Polystira vibex

Scientific classification
- Kingdom: Animalia
- Phylum: Mollusca
- Class: Gastropoda
- Subclass: Caenogastropoda
- Order: Neogastropoda
- Family: Turridae
- Genus: Polystira
- Species: P. vibex
- Binomial name: Polystira vibex (Dall, 1889)
- Synonyms: Pleurotoma albida var. vibex Dall, 1889; Pleurotoma antillarum Crosse, 1865 (uncertain synonym; invalid: junior homonym of Pleurotoma antillarum d'Orbigny, 1847); Pleurotoma vibex Dall, 1889;

= Polystira vibex =

- Authority: (Dall, 1889)
- Synonyms: Pleurotoma albida var. vibex Dall, 1889, Pleurotoma antillarum Crosse, 1865 (uncertain synonym; invalid: junior homonym of Pleurotoma antillarum d'Orbigny, 1847), Pleurotoma vibex Dall, 1889

Species of gastropod

Polystira vibex is a species of sea snail, a marine gastropod mollusc in the family Turridae, the turrids.

==Description==
The length of the shell attains 19.6 mm, its width 4.75 mm.

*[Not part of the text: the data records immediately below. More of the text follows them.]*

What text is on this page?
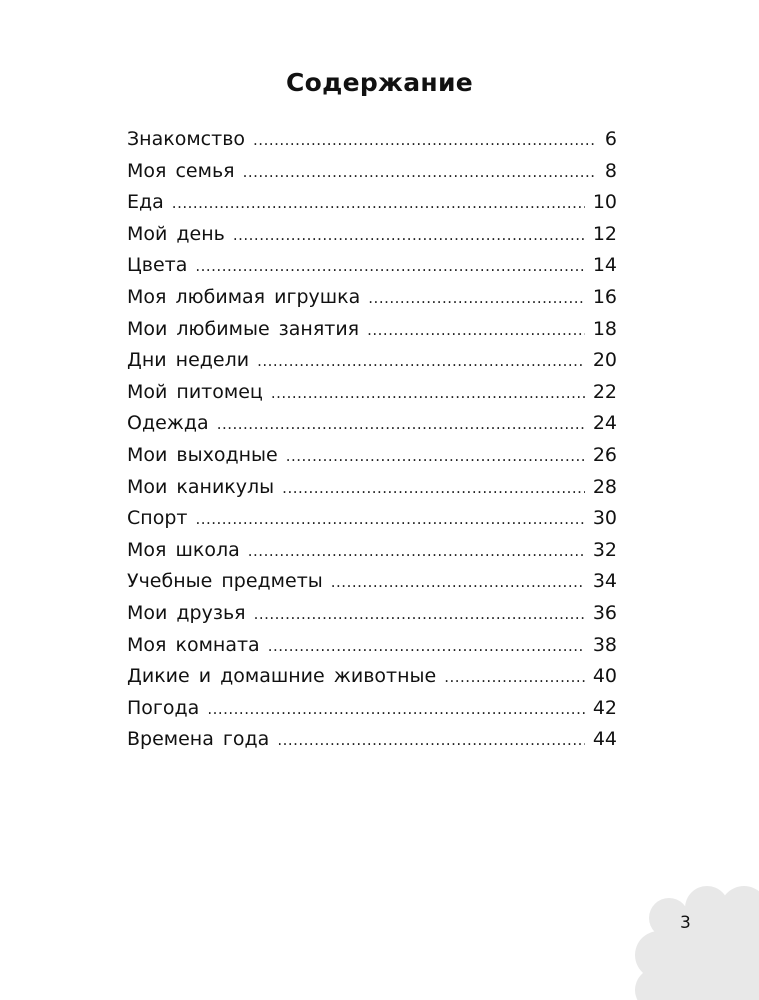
Содержание
Знакомство .....	6
Моя семья .....	8
Еда .....	10
Мой день .....	12
Цвета .....	14
Моя любимая игрушка .....	16
Мои любимые занятия .....	18
Дни недели .....	20
Мой питомец .....	22
Одежда .....	24
Мои выходные .....	26
Мои каникулы .....	28
Спорт .....	30
Моя школа .....	32
Учебные предметы .....	34
Мои друзья .....	36
Моя комната .....	38
Дикие и домашние животные .....	40
Погода .....	42
Времена года .....	44
3
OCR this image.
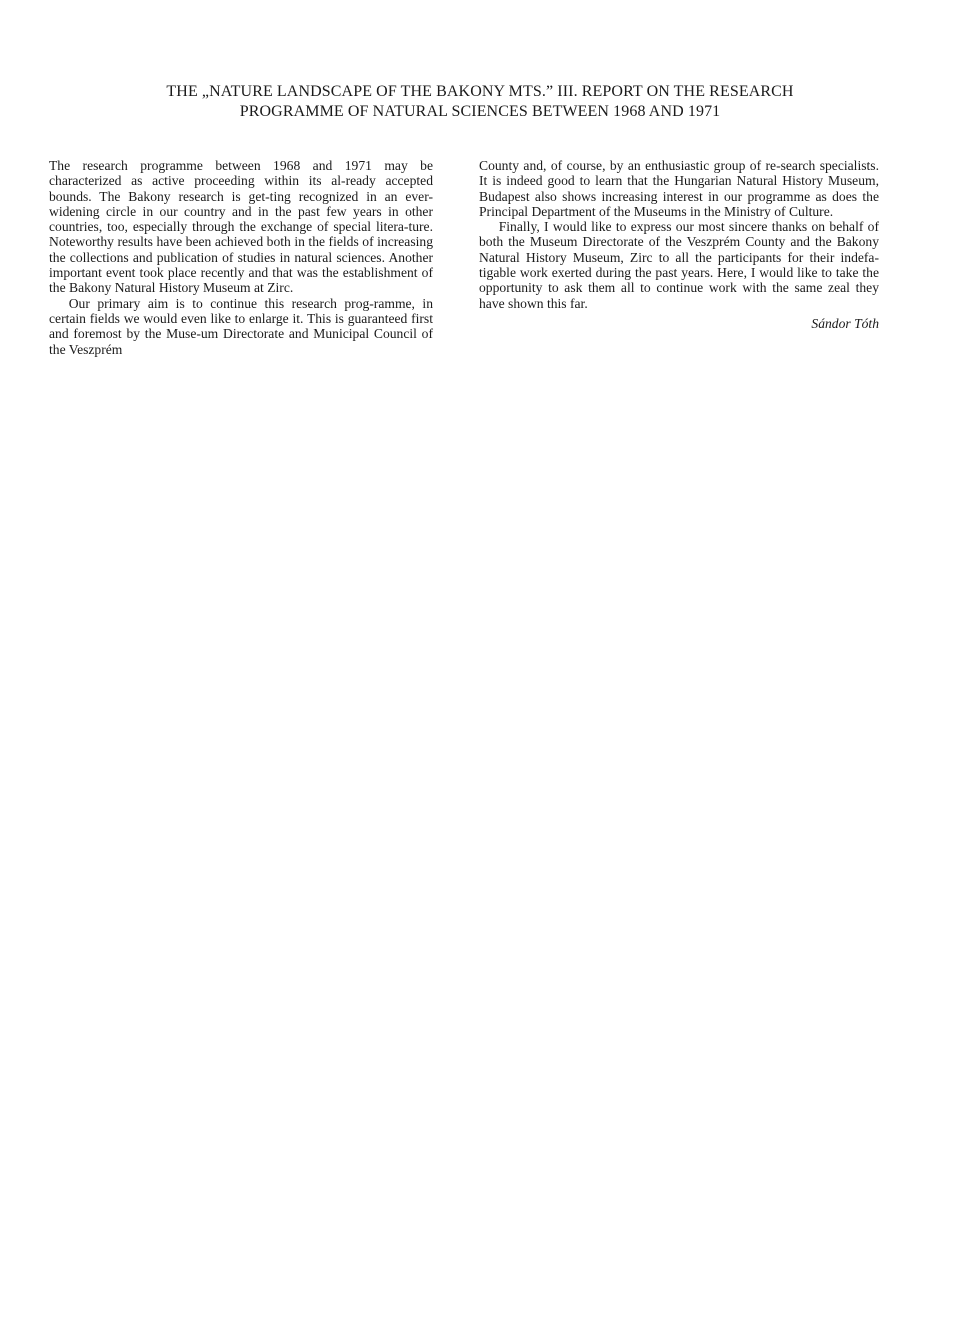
THE „NATURE LANDSCAPE OF THE BAKONY MTS.” III. REPORT ON THE RESEARCH
PROGRAMME OF NATURAL SCIENCES BETWEEN 1968 AND 1971

The research programme between 1968 and 1971 may be characterized as active proceeding within its al-ready accepted bounds. The Bakony research is get-ting recognized in an ever-widening circle in our country and in the past few years in other countries, too, especially through the exchange of special litera-ture. Noteworthy results have been achieved both in the fields of increasing the collections and publication of studies in natural sciences. Another important event took place recently and that was the establishment of the Bakony Natural History Museum at Zirc.

Our primary aim is to continue this research prog-ramme, in certain fields we would even like to enlarge it. This is guaranteed first and foremost by the Muse-um Directorate and Municipal Council of the Veszprém

County and, of course, by an enthusiastic group of re-search specialists. It is indeed good to learn that the Hungarian Natural History Museum, Budapest also shows increasing interest in our programme as does the Principal Department of the Museums in the Ministry of Culture.

Finally, I would like to express our most sincere thanks on behalf of both the Museum Directorate of the Veszprém County and the Bakony Natural History Museum, Zirc to all the participants for their indefa-tigable work exerted during the past years. Here, I would like to take the opportunity to ask them all to continue work with the same zeal they have shown this far.

Sándor Tóth
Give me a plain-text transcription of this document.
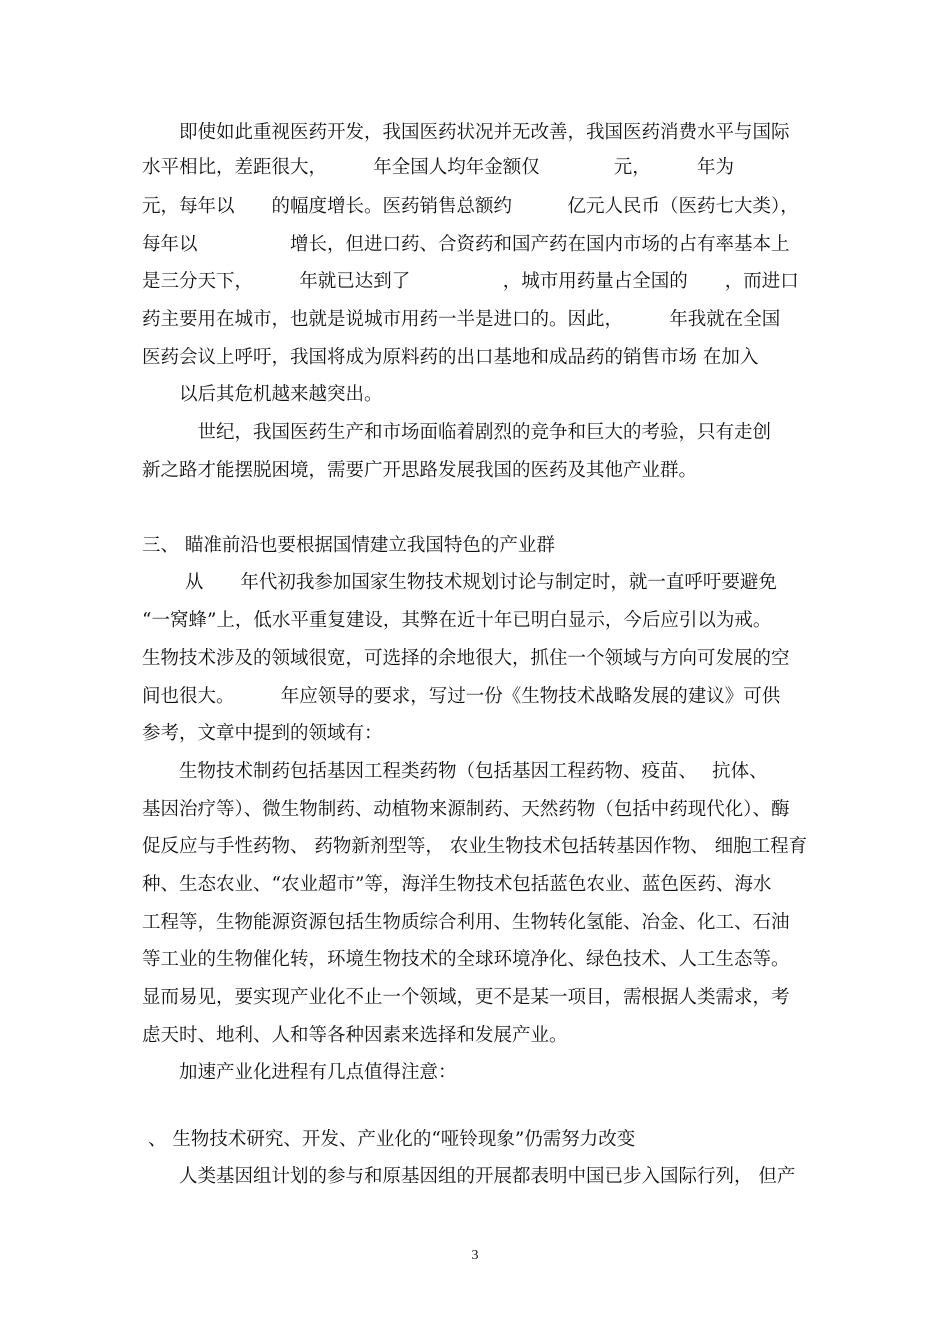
　　即使如此重视医药开发，我国医药状况并无改善，我国医药消费水平与国际
水平相比，差距很大，　　　年全国人均年金额仅　　　　元，　　　年为
元，每年以　　的幅度增长。医药销售总额约　　　亿元人民币（医药七大类），
每年以　　　　　增长，但进口药、合资药和国产药在国内市场的占有率基本上
是三分天下，　　　年就已达到了　　　　　，城市用药量占全国的　　，而进口
药主要用在城市，也就是说城市用药一半是进口的。因此，　　　年我就在全国
医药会议上呼吁，我国将成为原料药的出口基地和成品药的销售市场 在加入
　　以后其危机越来越突出。
　　　世纪，我国医药生产和市场面临着剧烈的竞争和巨大的考验，只有走创
新之路才能摆脱困境，需要广开思路发展我国的医药及其他产业群。
三、 瞄准前沿也要根据国情建立我国特色的产业群
　　 从　　年代初我参加国家生物技术规划讨论与制定时，就一直呼吁要避免
“一窝蜂”上，低水平重复建设，其弊在近十年已明白显示，今后应引以为戒。
生物技术涉及的领域很宽，可选择的余地很大，抓住一个领域与方向可发展的空
间也很大。　　　年应领导的要求，写过一份《生物技术战略发展的建议》可供
参考，文章中提到的领域有：
　　生物技术制药包括基因工程类药物（包括基因工程药物、疫苗、　 抗体、
基因治疗等）、微生物制药、动植物来源制药、天然药物（包括中药现代化）、酶
促反应与手性药物、 药物新剂型等， 农业生物技术包括转基因作物、 细胞工程育
种、生态农业、“农业超市”等，海洋生物技术包括蓝色农业、蓝色医药、海水
工程等，生物能源资源包括生物质综合利用、生物转化氢能、冶金、化工、石油
等工业的生物催化转，环境生物技术的全球环境净化、绿色技术、人工生态等。
显而易见，要实现产业化不止一个领域，更不是某一项目，需根据人类需求，考
虑天时、地利、人和等各种因素来选择和发展产业。
　　加速产业化进程有几点值得注意：
、 生物技术研究、开发、产业化的“哑铃现象”仍需努力改变
　　人类基因组计划的参与和原基因组的开展都表明中国已步入国际行列， 但产
3
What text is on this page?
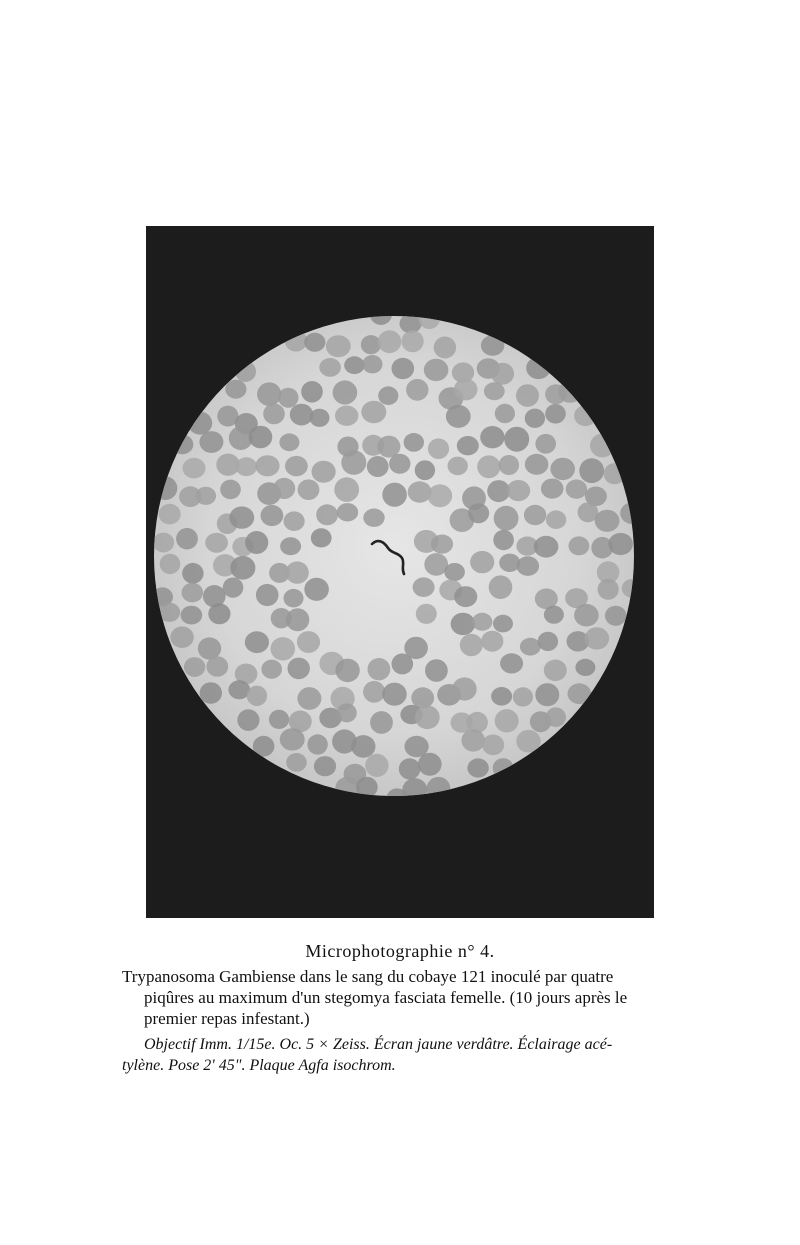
Microphotographie n° 4.
Trypanosoma Gambiense dans le sang du cobaye 121 inoculé par quatre
piqûres au maximum d'un stegomya fasciata femelle. (10 jours après le
premier repas infestant.)
Objectif Imm. 1/15e. Oc. 5 × Zeiss. Écran jaune verdâtre. Éclairage acé-
tylène. Pose 2' 45". Plaque Agfa isochrom.
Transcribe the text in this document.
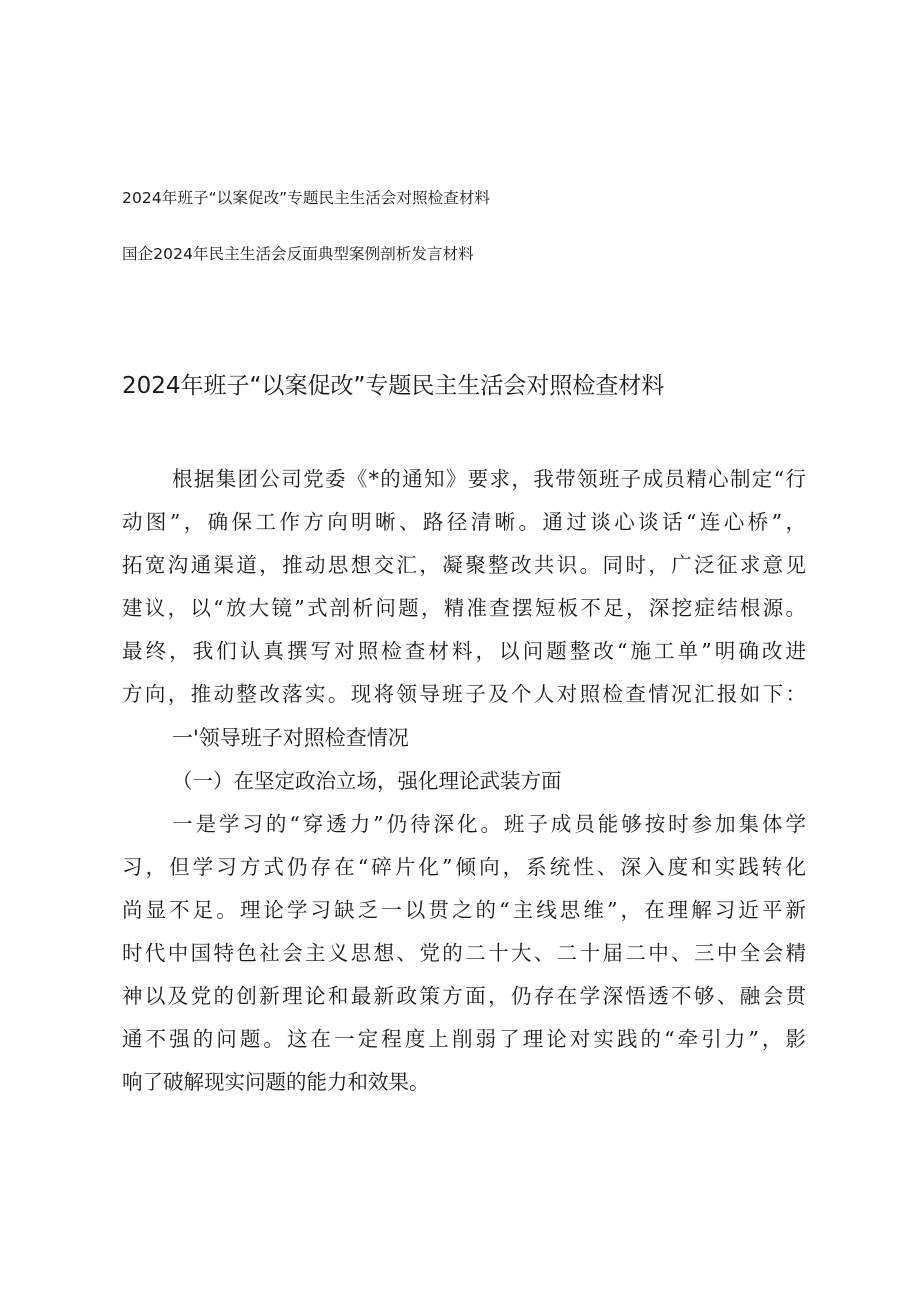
2024年班子“以案促改”专题民主生活会对照检查材料
国企2024年民主生活会反面典型案例剖析发言材料
2024年班子“以案促改”专题民主生活会对照检查材料
根据集团公司党委《*的通知》要求，我带领班子成员精心制定“行
动图”，确保工作方向明晰、路径清晰。通过谈心谈话“连心桥”，
拓宽沟通渠道，推动思想交汇，凝聚整改共识。同时，广泛征求意见
建议，以“放大镜”式剖析问题，精准查摆短板不足，深挖症结根源。
最终，我们认真撰写对照检查材料，以问题整改“施工单”明确改进
方向，推动整改落实。现将领导班子及个人对照检查情况汇报如下：
一'领导班子对照检查情况
（一）在坚定政治立场，强化理论武装方面
一是学习的“穿透力”仍待深化。班子成员能够按时参加集体学
习，但学习方式仍存在“碎片化”倾向，系统性、深入度和实践转化
尚显不足。理论学习缺乏一以贯之的“主线思维”，在理解习近平新
时代中国特色社会主义思想、党的二十大、二十届二中、三中全会精
神以及党的创新理论和最新政策方面，仍存在学深悟透不够、融会贯
通不强的问题。这在一定程度上削弱了理论对实践的“牵引力”，影
响了破解现实问题的能力和效果。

The shell resembles in a general way the young of Polystira albida of the same size. The protoconch is the
same. The spiral sculpture resembles that of P. albida but is flat-topped instead of sharp. The transverse sculpture is less prominent, the spirals somewhat more numerous. The chief character which strikes one on comparing the P. vibex with P. albida is that the shell is surrounded with bands of olive-green color, polished, narrow and resident in the epidermis, but visible through the translucent shell in the aperture. These bands sometimes fill the spiral channels. Sometimes there are two olive bands separated by a pale one between two of the elevated spirals. Sometimes the flat tops of the spirals are thus colored. In general there will be about ten of these olive stripes on the body whorl. They extend only over the whorl, the pillar from its junction with the body is destitute of them, and, when fresh, is of a delicate
rose color, which is apt to fade. This white or rosy rostrum contrasts vividly with the striped body and spire.

==Distribution==
P. vibex can be found in Caribbean waters, ranging from the eastern coast of Florida south to the Lesser Antilles.